Here is a diagram illustrating a test running in an isolated environment:
Acceptance Testing Walkthrough
When all of our tests have passed in our “isolated” environment, and we want to make sure our configurations work in a non-mock, physically “production-like” environment (or during our periodic acceptance test runs that must also run in a production mirroring environment), we use an “acceptance testing” mode. In this mode, we replace our mock server with a real production Haproxy load balancer instance talking to real production backends (or a subset of backends representing a real production application).
Here is what happens during an acceptance test for the same hypothetical service foo.swiftype.com (registered in DNS as 22.214.171.124):
- We automatically assign 126.96.36.199 as an alias on a loopback interface.
- We start a dedicated production Haproxy instance, with a configuration pointing to production backend applications, and bind this dedicated haproxy instance to localhost. (This exactly mirrors what we do in production, where haproxy is always a dedicated localhost service).
- Our test performs DNS resolution for foo.swiftype.com, receives 10.1.0.x as the IP of the service, connects to a local Nginx instance listening on 10.1.0.x (bound to a loopback interface), and performs a test call.
- Nginx, receiving a test request, performs whatever operations are defined and forwards it to a local Haproxy backend, which in turn sends the request to a production application instance.

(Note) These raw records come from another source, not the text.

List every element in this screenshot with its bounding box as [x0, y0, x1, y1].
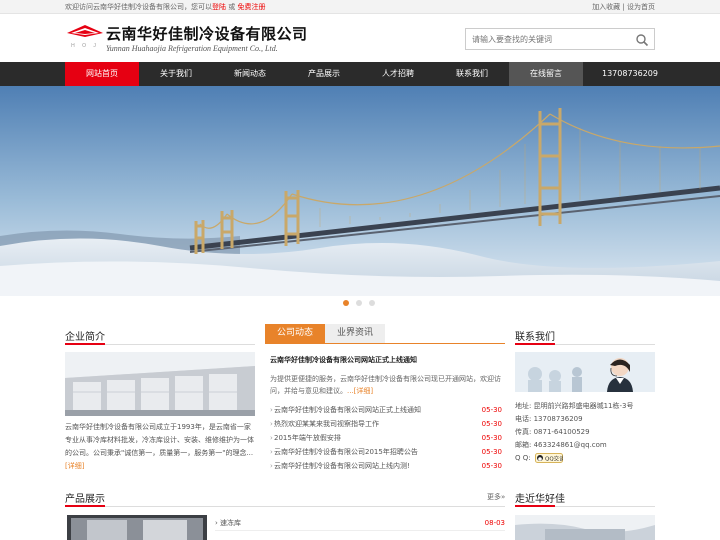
contact-address: 地址: 昆明前兴路邦盛电器城11栋-3号: [515, 400, 655, 413]
nav-item-jobs[interactable]: 人才招聘: [361, 62, 435, 86]
bullet-icon: ›: [270, 462, 273, 470]
news-summary-text: 为提供更便捷的服务，云南华好佳制冷设备有限公司现已开通网站，欢迎访问，并给与意见…: [270, 375, 501, 395]
news-list-item[interactable]: › 热烈欢迎某某来我司视察指导工作 05-30: [270, 417, 502, 431]
product-image[interactable]: [67, 515, 207, 540]
company-name-block: 云南华好佳制冷设备有限公司 Yunnan Huahaojia Refrigera…: [106, 25, 308, 54]
about-body: 云南华好佳制冷设备有限公司成立于1993年，是云南省一家专业从事冷库材料批发，冷…: [65, 423, 254, 457]
phone-label: 电话:: [515, 415, 532, 423]
top-bar: 欢迎访问云南华好佳制冷设备有限公司，您可以登陆 或 免费注册 加入收藏 | 设为…: [0, 0, 720, 14]
products-divider: [65, 506, 505, 507]
about-underline: [65, 343, 105, 345]
top-links: 加入收藏 | 设为首页: [592, 0, 655, 14]
products-title: 产品展示: [65, 494, 105, 505]
banner-dot-2[interactable]: [356, 300, 362, 306]
news-item-date: 05-30: [481, 406, 502, 414]
customer-service-image: [515, 352, 655, 392]
address-value: 昆明前兴路邦盛电器城11栋-3号: [533, 402, 634, 410]
bullet-icon: ›: [270, 448, 273, 456]
hero-banner[interactable]: [0, 86, 720, 296]
product-item-title[interactable]: 速冻库: [220, 519, 241, 527]
news-summary-more[interactable]: ...[详细]: [347, 387, 373, 395]
news-list-item[interactable]: › 云南华好佳制冷设备有限公司2015年招聘公告 05-30: [270, 445, 502, 459]
register-link[interactable]: 免费注册: [237, 3, 265, 11]
product-item-date: 08-03: [484, 519, 505, 527]
contact-fax: 传真: 0871-64100529: [515, 426, 655, 439]
nav-item-products[interactable]: 产品展示: [287, 62, 361, 86]
news-item-date: 05-30: [481, 448, 502, 456]
about-summary: 云南华好佳制冷设备有限公司成立于1993年，是云南省一家专业从事冷库材料批发，冷…: [65, 421, 255, 473]
near-title: 走近华好佳: [515, 494, 565, 505]
news-list-item[interactable]: › 云南华好佳制冷设备有限公司网站上线内测! 05-30: [270, 459, 502, 473]
nav-phone: 13708736209: [602, 69, 658, 78]
news-item-title[interactable]: 云南华好佳制冷设备有限公司网站上线内测!: [274, 459, 410, 473]
news-summary: 为提供更便捷的服务，云南华好佳制冷设备有限公司现已开通网站，欢迎访问，并给与意见…: [270, 373, 502, 397]
qq-button-label: QQ交谈: [545, 455, 563, 463]
near-image[interactable]: [515, 515, 655, 540]
site-header: H O J 云南华好佳制冷设备有限公司 Yunnan Huahaojia Ref…: [0, 14, 720, 62]
bullet-icon: ›: [270, 406, 273, 414]
fax-value: 0871-64100529: [533, 428, 590, 436]
welcome-text: 欢迎访问云南华好佳制冷设备有限公司，您可以登陆 或 免费注册: [65, 0, 265, 14]
qq-chat-button[interactable]: QQ交谈: [534, 453, 565, 463]
nav-item-about[interactable]: 关于我们: [139, 62, 213, 86]
banner-dot-1[interactable]: [343, 300, 349, 306]
bullet-icon: ›: [270, 434, 273, 442]
news-item-title[interactable]: 2015年端午放假安排: [274, 431, 341, 445]
add-favorite-link[interactable]: 加入收藏: [592, 3, 620, 11]
news-list-item[interactable]: › 2015年端午放假安排 05-30: [270, 431, 502, 445]
nav-item-news[interactable]: 新闻动态: [213, 62, 287, 86]
about-image: [65, 352, 255, 416]
about-more-link[interactable]: [详细]: [65, 462, 84, 470]
tab-industry-news[interactable]: 业界资讯: [325, 324, 385, 343]
contact-title: 联系我们: [515, 332, 555, 343]
banner-pagination: [0, 300, 720, 310]
or-text: 或: [226, 3, 238, 11]
news-item-date: 05-30: [481, 462, 502, 470]
company-name-cn: 云南华好佳制冷设备有限公司: [106, 25, 308, 43]
contact-qq: Q Q: QQ交谈: [515, 452, 655, 465]
phone-value: 13708736209: [533, 415, 583, 423]
news-item-date: 05-30: [481, 434, 502, 442]
news-item-title[interactable]: 热烈欢迎某某来我司视察指导工作: [274, 417, 379, 431]
qq-label: Q Q:: [515, 454, 531, 462]
search-input[interactable]: [466, 29, 631, 49]
news-item-date: 05-30: [481, 420, 502, 428]
news-divider: [265, 343, 505, 344]
welcome-message: 欢迎访问云南华好佳制冷设备有限公司，您可以: [65, 3, 212, 11]
company-name-en: Yunnan Huahaojia Refrigeration Equipment…: [106, 44, 278, 53]
set-homepage-link[interactable]: 设为首页: [627, 3, 655, 11]
logo-letters: H O J: [71, 43, 99, 49]
search-icon[interactable]: [635, 33, 649, 47]
contact-underline: [515, 343, 555, 345]
products-underline: [65, 505, 105, 507]
contact-info: 地址: 昆明前兴路邦盛电器城11栋-3号 电话: 13708736209 传真:…: [515, 400, 655, 465]
news-item-title[interactable]: 云南华好佳制冷设备有限公司2015年招聘公告: [274, 445, 418, 459]
about-title: 企业简介: [65, 332, 105, 343]
product-row-divider: [215, 530, 505, 531]
company-logo[interactable]: H O J: [65, 24, 105, 50]
tab-company-news[interactable]: 公司动态: [265, 324, 325, 343]
contact-phone: 电话: 13708736209: [515, 413, 655, 426]
login-link[interactable]: 登陆: [212, 3, 226, 11]
near-underline: [515, 505, 555, 507]
nav-item-home[interactable]: 网站首页: [65, 62, 139, 86]
email-label: 邮箱:: [515, 441, 532, 449]
news-list-item[interactable]: › 云南华好佳制冷设备有限公司网站正式上线通知 05-30: [270, 403, 502, 417]
news-item-title[interactable]: 云南华好佳制冷设备有限公司网站正式上线通知: [274, 403, 421, 417]
bullet-icon: ›: [270, 420, 273, 428]
separator: |: [620, 3, 627, 11]
news-headline[interactable]: 云南华好佳制冷设备有限公司网站正式上线通知: [270, 355, 417, 365]
email-link[interactable]: 463324861@qq.com: [534, 441, 607, 449]
nav-item-contact[interactable]: 联系我们: [435, 62, 509, 86]
address-label: 地址:: [515, 402, 532, 410]
contact-email: 邮箱: 463324861@qq.com: [515, 439, 655, 452]
fax-label: 传真:: [515, 428, 532, 436]
banner-dot-3[interactable]: [369, 300, 375, 306]
main-nav: 网站首页 关于我们 新闻动态 产品展示 人才招聘 联系我们 在线留言 13708…: [0, 62, 720, 86]
product-list-item[interactable]: › 速冻库 08-03: [215, 517, 505, 529]
products-more-link[interactable]: 更多»: [487, 492, 505, 502]
search-box: [465, 28, 655, 50]
nav-item-message[interactable]: 在线留言: [509, 62, 583, 86]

When a call is complete, the result is returned by Nginx to the test runner.
- The test runner performs all defined checks on the response and defines whether the call and response are identified as passing or failing the test.
Here is a diagram illustrating a test call made in an acceptance testing environment:
Using our edge web server testing framework for the past few years, we have been able to perform hundreds of high-risk changes in our production edge infrastructure without any significant incidents being caused by the deploying of an untested configuration update. Our testing framework provides us the assurances we need, such that we can make very dramatic changes to our web application edge routing (services that affect every production request) and that we can be confident in our ability to introduce these changes safely.
We highly recommend that every engineering team tasked with building or operating complex edge server configurations adopt some level of testing that allows the team to iterate faster without fear of compromising these critical components.